In April 2010, during the air travel disruption after the 2010 Eyjafjallajökull eruption, Albion was sent to Santander, Spain as part of Operation Cunningham to bring back soldiers from the third battalion The Rifles battlegroup, RAF personnel and stranded British citizens.
In late 2010, despite having been in commission for only seven years, the ship's future was uncertain, with either Albion or her sister ship Bulwark due to be put into extended readiness as a result of the 2010 Strategic Defence and Security Review.
In December 2010, Albion was announced as the next Royal Navy flagship and flagship of the UK Responsive Force Task Group, following the early decommissioning of the aircraft carrier Ark Royal, which occurred in March 2011, also as a result of the 2010 review.
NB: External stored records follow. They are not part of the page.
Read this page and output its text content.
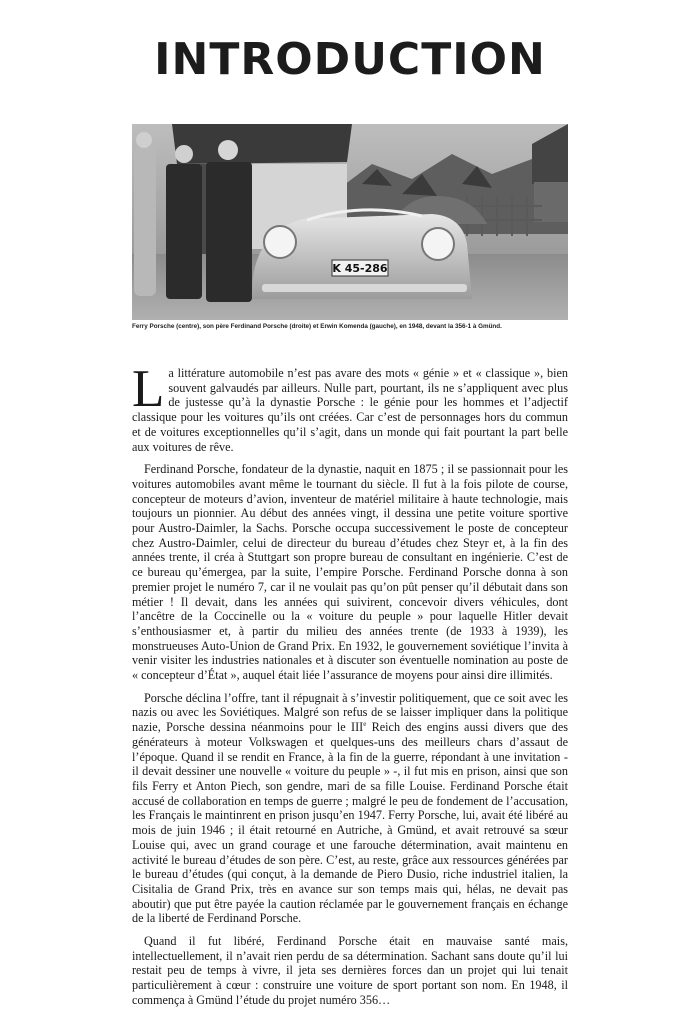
INTRODUCTION
K 45-286

Ferry Porsche (centre), son père Ferdinand Porsche (droite) et Erwin Komenda (gauche), en 1948, devant la 356-1 à Gmünd.

La littérature automobile n’est pas avare des mots « génie » et « classique », bien souvent galvaudés par ailleurs. Nulle part, pourtant, ils ne s’appliquent avec plus de justesse qu’à la dynastie Porsche : le génie pour les hommes et l’adjectif classique pour les voitures qu’ils ont créées. Car c’est de personnages hors du commun et de voitures exceptionnelles qu’il s’agit, dans un monde qui fait pourtant la part belle aux voitures de rêve.

Ferdinand Porsche, fondateur de la dynastie, naquit en 1875 ; il se passionnait pour les voitures automobiles avant même le tournant du siècle. Il fut à la fois pilote de course, concepteur de moteurs d’avion, inventeur de matériel militaire à haute technologie, mais toujours un pionnier. Au début des années vingt, il dessina une petite voiture sportive pour Austro-Daimler, la Sachs. Porsche occupa successivement le poste de concepteur chez Austro-Daimler, celui de directeur du bureau d’études chez Steyr et, à la fin des années trente, il créa à Stuttgart son propre bureau de consultant en ingénierie. C’est de ce bureau qu’émergea, par la suite, l’empire Porsche. Ferdinand Porsche donna à son premier projet le numéro 7, car il ne voulait pas qu’on pût penser qu’il débutait dans son métier ! Il devait, dans les années qui suivirent, concevoir divers véhicules, dont l’ancêtre de la Coccinelle ou la « voiture du peuple » pour laquelle Hitler devait s’enthousiasmer et, à partir du milieu des années trente (de 1933 à 1939), les monstrueuses Auto-Union de Grand Prix. En 1932, le gouvernement soviétique l’invita à venir visiter les industries nationales et à discuter son éventuelle nomination au poste de « concepteur d’État », auquel était liée l’assurance de moyens pour ainsi dire illimités.

Porsche déclina l’offre, tant il répugnait à s’investir politiquement, que ce soit avec les nazis ou avec les Soviétiques. Malgré son refus de se laisser impliquer dans la politique nazie, Porsche dessina néanmoins pour le IIIe Reich des engins aussi divers que des générateurs à moteur Volkswagen et quelques-uns des meilleurs chars d’assaut de l’époque. Quand il se rendit en France, à la fin de la guerre, répondant à une invitation - il devait dessiner une nouvelle « voiture du peuple » -, il fut mis en prison, ainsi que son fils Ferry et Anton Piech, son gendre, mari de sa fille Louise. Ferdinand Porsche était accusé de collaboration en temps de guerre ; malgré le peu de fondement de l’accusation, les Français le maintinrent en prison jusqu’en 1947. Ferry Porsche, lui, avait été libéré au mois de juin 1946 ; il était retourné en Autriche, à Gmünd, et avait retrouvé sa sœur Louise qui, avec un grand courage et une farouche détermination, avait maintenu en activité le bureau d’études de son père. C’est, au reste, grâce aux ressources générées par le bureau d’études (qui conçut, à la demande de Piero Dusio, riche industriel italien, la Cisitalia de Grand Prix, très en avance sur son temps mais qui, hélas, ne devait pas aboutir) que put être payée la caution réclamée par le gouvernement français en échange de la liberté de Ferdinand Porsche.

Quand il fut libéré, Ferdinand Porsche était en mauvaise santé mais, intellectuellement, il n’avait rien perdu de sa détermination. Sachant sans doute qu’il lui restait peu de temps à vivre, il jeta ses dernières forces dan un projet qui lui tenait particulièrement à cœur : construire une voiture de sport portant son nom. En 1948, il commença à Gmünd l’étude du projet numéro 356…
In March 2011, Albion took part in Exercise Green Alligator with HQ of 3 Commando Brigade, the Joint Helicopter Command, the Royal Netherlands Marines Corps and 539 Assault Squadron RM She is the main ship of the deployed Royal Navy Response Force Task Group. In May 2011, the Task Group took part in Exercise Cypriot Lion
In June 2011, the ship had been redeployed along with the Response Force Task Group to the Gulf of Sidra off Libya to provide assistance to the ongoing NATO-led operation there. She subsequently continued on to the Indian Ocean, passing through the Suez Canal on 15 June, to assist with anti-piracy operations off the Horn of Africa. In Autumn 2011 she is due to enter a state of "extended readiness" (that is, join the UK's equivalent to a Reserve Fleet), when Bulwark completes a major refit.
On Tuesday, 20 September 2011, Albion docked at Liverpool Pier Head to celebrate her 10th Anniversary with a six-day stay. She was open to the public on the following Saturday and Sunday (24 & 25 September 2011). This was her second visit to Liverpool, having previously visited in March 2010.
In order to cut the running costs of the Royal Navy, the 2010 Strategic Defence and Security Review concluded that one of the Royal Navy's two landing platform docks (LPD), Albion and Bulwark, should be placed into extended readiness while the other is held at high readiness for operations. Both vessels will alternate between extended readiness and high readiness throughout their service lives.
It was confirmed that Albion would be the first of the two vessels placed at extended readiness, for a cost of £2.5 million as Bulwark had recently finished a major refit. Running costs while in extended readiness are estimated to be £300,000 per annum in order to keep the vessel available for reactivation at short notice if needed. HMS Albion will re-enter high readiness at the time HMS Bulwark is put into extended readiness in 2016.